Render Unto Rome_ The Secret Life of Money in the Catholic Church - Jason Berry [40]
Bowers organized a food pantry for hungry people and English-as-a-second-language classes taught by a volunteer Jewish doctor. Many of the unskilled workers taking ESL had no citizenship papers. He runs a good church, Rosie Piper told herself. She felt her $10 donation on Sunday was helping Bowers steer a parish full of life. Imagining Father Bowers thirty years on, she wrote a $100 check for the spring 2003 collection for the clergy retirement fund.
Borré assumed that when the deal was struck on the settlements for the 552 clergy abuse victims, grown now and with gladiatorial attorneys, the church coffers would take a hard dent that the new archbishop would repair over time. He thought Bowers a bit of a sentimental liberal, but he liked his work and saw how hard he gave to the parish.
Warm and outgoing, with an easy wit, Bowers had been inspired by Dorothy Day’s radical witness in the Catholic Worker Movement, where activists lived at homeless shelters and soup kitchens. He liked the liberation theology of Latin America and had been active in a group assisting the victims of the Chernobyl nuclear disaster in the Soviet Union.

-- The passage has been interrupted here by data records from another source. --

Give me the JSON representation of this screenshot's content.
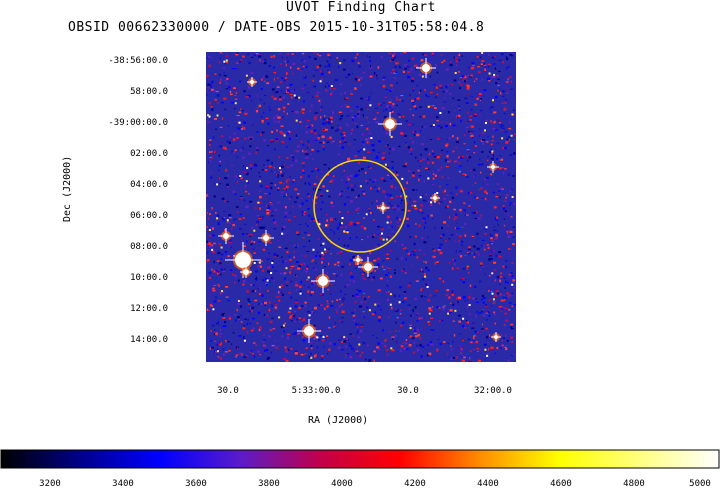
{
  "title": "UVOT Finding Chart",
  "subtitle": "OBSID 00662330000 / DATE-OBS 2015-10-31T05:58:04.8",
  "axes": {
    "dec_label": "Dec (J2000)",
    "ra_label": "RA (J2000)",
    "dec_ticks": [
      "-38:56:00.0",
      "58:00.0",
      "-39:00:00.0",
      "02:00.0",
      "04:00.0",
      "06:00.0",
      "08:00.0",
      "10:00.0",
      "12:00.0",
      "14:00.0"
    ],
    "ra_ticks": [
      "30.0",
      "5:33:00.0",
      "30.0",
      "32:00.0"
    ]
  },
  "colorbar": {
    "ticks": [
      "3200",
      "3400",
      "3600",
      "3800",
      "4000",
      "4200",
      "4400",
      "4600",
      "4800",
      "5000"
    ],
    "colors": [
      "#000000",
      "#00008b",
      "#0000ff",
      "#5a1cc8",
      "#c0004a",
      "#ff0000",
      "#ff8c00",
      "#ffff00",
      "#ffff80",
      "#ffffff"
    ]
  },
  "image": {
    "marker_color": "#ffd700",
    "background_color": "#2a2aa8"
  }
}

Bowers drew his values from an ideal of Jesus as a peacemaker, and peace as a living force of hope.
Born in 1960, Bob Bowers had grown up in Greater Boston, an attorney’s son with three older brothers by whom he now had eight nephews. On graduating from Boston College in 1982 with a B.A. in philosophy, Bowers entered St. John, the archdiocesan seminary in Brighton. As a priest, his assignments had been in comfortable parishes where, with one exception, he had felt welcome. His previous parish had been in Milton, six miles outside of Boston.

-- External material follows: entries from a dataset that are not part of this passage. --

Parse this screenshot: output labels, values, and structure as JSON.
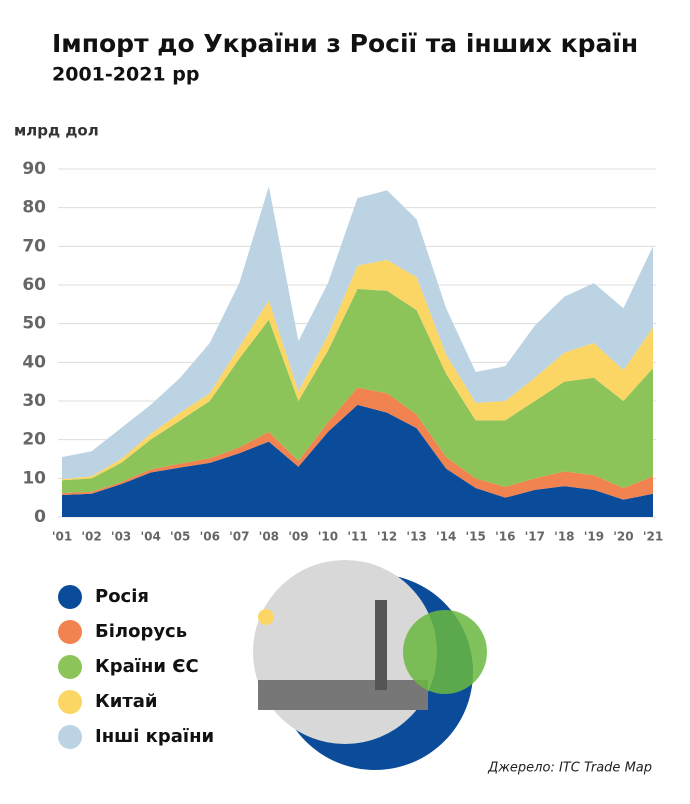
{
  "chart_data": {
    "type": "stacked-area",
    "title": "Імпорт до України з Росії та інших країн",
    "subtitle": "2001-2021 рр",
    "y_label": "млрд дол",
    "source": "Джерело: ITC Trade Map",
    "categories": [
      "'01",
      "'02",
      "'03",
      "'04",
      "'05",
      "'06",
      "'07",
      "'08",
      "'09",
      "'10",
      "'11",
      "'12",
      "'13",
      "'14",
      "'15",
      "'16",
      "'17",
      "'18",
      "'19",
      "'20",
      "'21"
    ],
    "series": [
      {
        "name": "Росія",
        "color": "#0b4c9a",
        "values": [
          5.7,
          6,
          8.5,
          11.5,
          12.8,
          14,
          16.5,
          19.5,
          13,
          22,
          29,
          27,
          23,
          12.5,
          7.5,
          5,
          7,
          8,
          7,
          4.5,
          6
        ]
      },
      {
        "name": "Білорусь",
        "color": "#f0834f",
        "values": [
          0.5,
          0.5,
          0.5,
          0.8,
          1,
          1.2,
          1.5,
          2.5,
          1.5,
          2.5,
          4.5,
          5,
          3.5,
          3,
          2.5,
          2.8,
          3,
          3.8,
          3.8,
          3,
          4.5
        ]
      },
      {
        "name": "Країни ЄС",
        "color": "#8dc45a",
        "values": [
          3.3,
          3.5,
          5,
          7.7,
          11.2,
          14.8,
          23,
          29,
          15.5,
          18.5,
          25.5,
          26.5,
          27,
          21.5,
          15,
          17.2,
          20,
          23.2,
          25.2,
          22.5,
          28
        ]
      },
      {
        "name": "Китай",
        "color": "#fbd664",
        "values": [
          0.3,
          0.5,
          1,
          1.5,
          2,
          2,
          3,
          5,
          2.5,
          4,
          6,
          8,
          8.5,
          5,
          4.5,
          5,
          6,
          7.5,
          9,
          8,
          10.5
        ]
      },
      {
        "name": "Інші країни",
        "color": "#bcd3e3",
        "values": [
          5.7,
          6.5,
          8,
          7.5,
          9,
          13,
          16.5,
          29.5,
          13,
          13.5,
          17.5,
          18,
          15,
          12,
          8,
          9,
          13.5,
          14.5,
          15.5,
          16,
          21
        ]
      }
    ],
    "ylim": [
      0,
      90
    ],
    "yticks": [
      0,
      10,
      20,
      30,
      40,
      50,
      60,
      70,
      80,
      90
    ],
    "grid": true
  }
}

Bowers had gotten his new assignment from Cardinal Law two days after the terrorist attacks of September 11, 2001. Exhausted from the jammed prayer services in Milton, he entered the chancery in a daze from the endless TV loop of airplanes smashing into skyscrapers, spitting back balls of fire and smoke.

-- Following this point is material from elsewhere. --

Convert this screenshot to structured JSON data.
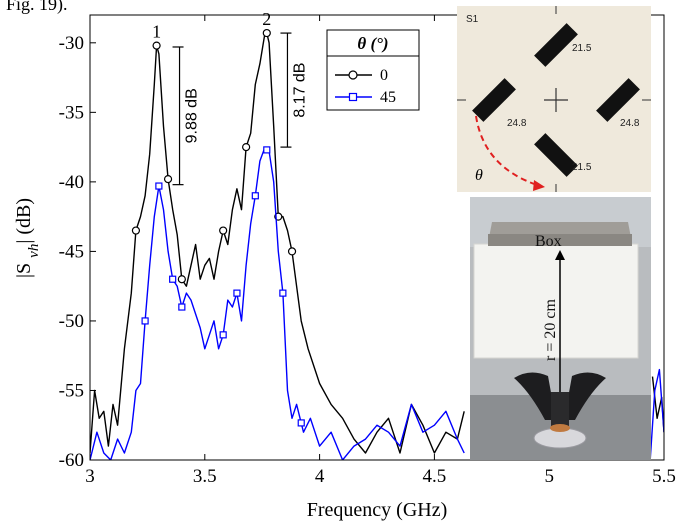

Law, then sixty-nine, with white hair and a thick girth, rose from his desk with a smile. Too young to call him “Bernie” as certain older clergy did, Bowers issued a deferential “Your Eminence.” Law was a Boston potentate at ease with politicians, bankers, and CEOs. But he had an emotional distance that many priests noticed, a self-centeredness that some speculated came from his background as an only child, seeing himself as the pivot point in most situations. In 1985, when Law was invested as a cardinal, several hundred Bostonians traveled to Rome. At a reception in the North American College courtyard, Law declared, “This is the strongest moment for the church since the Reformation.”1
Strong is one way to describe Law’s presence at the Congregation for Bishops in Rome: he became the go-to prelate in choosing new men for the U.S. hierarchy. The prefect of Bishops, Cardinal Giovanni Battista Re, met with Pope John Paul II every Saturday; he saw the pope’s esteem for Law and acted accordingly.2 Law, a maker of bishops, made monthly trips to Rome. In Boston, he made late-night hospital rounds, visiting sick people, taking time to chat with his chaplains. Law was generally benevolent toward his priests, but he had a strain of cold arrogance. At a clergy conference on canon law issues, Law interrupted a lecturer to declare, “Father, while I am in this archdiocese, I am the Law!”3
Bowers’s previous encounter with Law had been in 1996, when the young priest asked to be reassigned; he shared a rectory with an alcoholic pastor whose rage made daily life toxic. Law sent him to Milton, where he thrived. But the old drunk had gotten under Bowers’s skin. “I want to share with you what it is like,” he had written in a National Catholic Reporter essay:
Some do not seem to know how to pastor or why. They prefer the title and the image, which is accountable to none. I have known them. I thought we were colleagues. I thought we would collaborate. I thought we would empower.